Help, I have no "Comma Sense"!

"Hooray for Bad Puns!"

Frequently Asked Questions

  • When do I use commas?
~ Use the rules listed below to obtain a full understanding of the concept.


  • Why are there a bunch of puns?
~ Puns are, in our opinion, quite amazing. "DEAL WITH IT!"

  • What do commas look like?
~ They resemble tear drops, and no, this wasn't a serious question or answer, I was simply checking if you were actually paying attention.


Rules for Using Commas

Rule No. 1: In a simple series, use a comma to separate the elements, but don’t put a comma before the conjunction.

Rule No. 2: Use a comma to separate two independent clauses connected by a coordinating conjunction.

Rule No. 3: Use a comma following an introductory clause or prepositional phrase of four words or more.

Rule No. 4: Use commas to set off modifiers that are not essential to the reader's ability to identify a particular person, place or thing.

Rule No. 5: Use commas to separate adjectives of equal rank.

Rule No. 6: Use commas to set off words that add emphasis, shift attention or provide a fuller explanation (parenthetical, "yes," "no," names in direct address).

Rule No. 7: Use commas to set off participial modifiers that come at the beginning of a sentence or after the verb.

Rule No. 8: Use a comma, carefully, to set off quotes or paraphrases.

Rule No. 9: Use a comma with hometowns, ages, years with months and days, names of states and nations with cities, affiliations and most large numbers.

Rule No. 10: Use a comma to separate duplicate words to eliminate confusion.

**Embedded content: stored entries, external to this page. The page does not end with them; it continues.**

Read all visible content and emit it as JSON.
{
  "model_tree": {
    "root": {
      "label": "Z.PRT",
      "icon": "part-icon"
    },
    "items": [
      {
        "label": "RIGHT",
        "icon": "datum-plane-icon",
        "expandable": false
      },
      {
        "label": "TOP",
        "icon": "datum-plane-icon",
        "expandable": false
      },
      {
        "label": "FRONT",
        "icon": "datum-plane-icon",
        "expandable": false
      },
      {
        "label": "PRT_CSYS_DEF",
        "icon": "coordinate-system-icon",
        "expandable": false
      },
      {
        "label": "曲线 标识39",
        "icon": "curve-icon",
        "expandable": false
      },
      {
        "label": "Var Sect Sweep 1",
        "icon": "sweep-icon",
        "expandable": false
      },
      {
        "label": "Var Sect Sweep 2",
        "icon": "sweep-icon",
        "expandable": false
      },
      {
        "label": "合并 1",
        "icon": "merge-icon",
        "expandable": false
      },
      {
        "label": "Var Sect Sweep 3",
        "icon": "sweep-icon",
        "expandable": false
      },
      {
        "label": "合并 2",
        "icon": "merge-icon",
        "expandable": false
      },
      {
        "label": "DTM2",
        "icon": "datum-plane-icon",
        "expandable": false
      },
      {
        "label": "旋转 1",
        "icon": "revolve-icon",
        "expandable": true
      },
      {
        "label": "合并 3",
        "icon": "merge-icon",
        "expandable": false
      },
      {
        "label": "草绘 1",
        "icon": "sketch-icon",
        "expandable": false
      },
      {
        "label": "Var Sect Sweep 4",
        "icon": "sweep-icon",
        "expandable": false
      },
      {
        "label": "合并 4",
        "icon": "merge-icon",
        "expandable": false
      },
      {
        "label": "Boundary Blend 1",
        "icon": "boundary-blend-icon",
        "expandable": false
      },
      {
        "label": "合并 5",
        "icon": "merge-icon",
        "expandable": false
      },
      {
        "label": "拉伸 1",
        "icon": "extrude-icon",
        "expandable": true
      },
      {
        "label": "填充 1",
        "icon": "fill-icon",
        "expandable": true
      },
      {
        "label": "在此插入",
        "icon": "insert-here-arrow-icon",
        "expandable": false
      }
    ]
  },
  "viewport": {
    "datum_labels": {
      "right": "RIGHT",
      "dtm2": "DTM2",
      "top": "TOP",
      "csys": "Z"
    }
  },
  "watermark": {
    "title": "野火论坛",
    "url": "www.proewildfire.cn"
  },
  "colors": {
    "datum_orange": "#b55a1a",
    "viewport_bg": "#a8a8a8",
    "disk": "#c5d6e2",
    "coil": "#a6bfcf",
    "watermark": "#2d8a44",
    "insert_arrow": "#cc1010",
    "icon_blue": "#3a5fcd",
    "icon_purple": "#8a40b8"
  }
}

Rule No. 11: Use a comma to separate independent and dependent clauses.

Clauses

Commas are used to separate clauses, or parts of a sentence.



Examples

Commas in a Series:


  • My $10 million estate was split between my husband, daughter, son, and nephew.
  • The child had a collection consisting of toys, candy, and random socks.
Commas separating prepositional phrases:



  • My project is quite astonishing, since it consists of many facts and is visually appealing.
  • Above the house, there is a rather gargantuan hornets nest.
Commas separating clauses:



  • I am quite talented with fabricating extensive sentences, and my fellow classmates are unable to comprehend its sophisticated structure.
  • The cat is white, and the dog is brown. (Quite elementary, I concur.)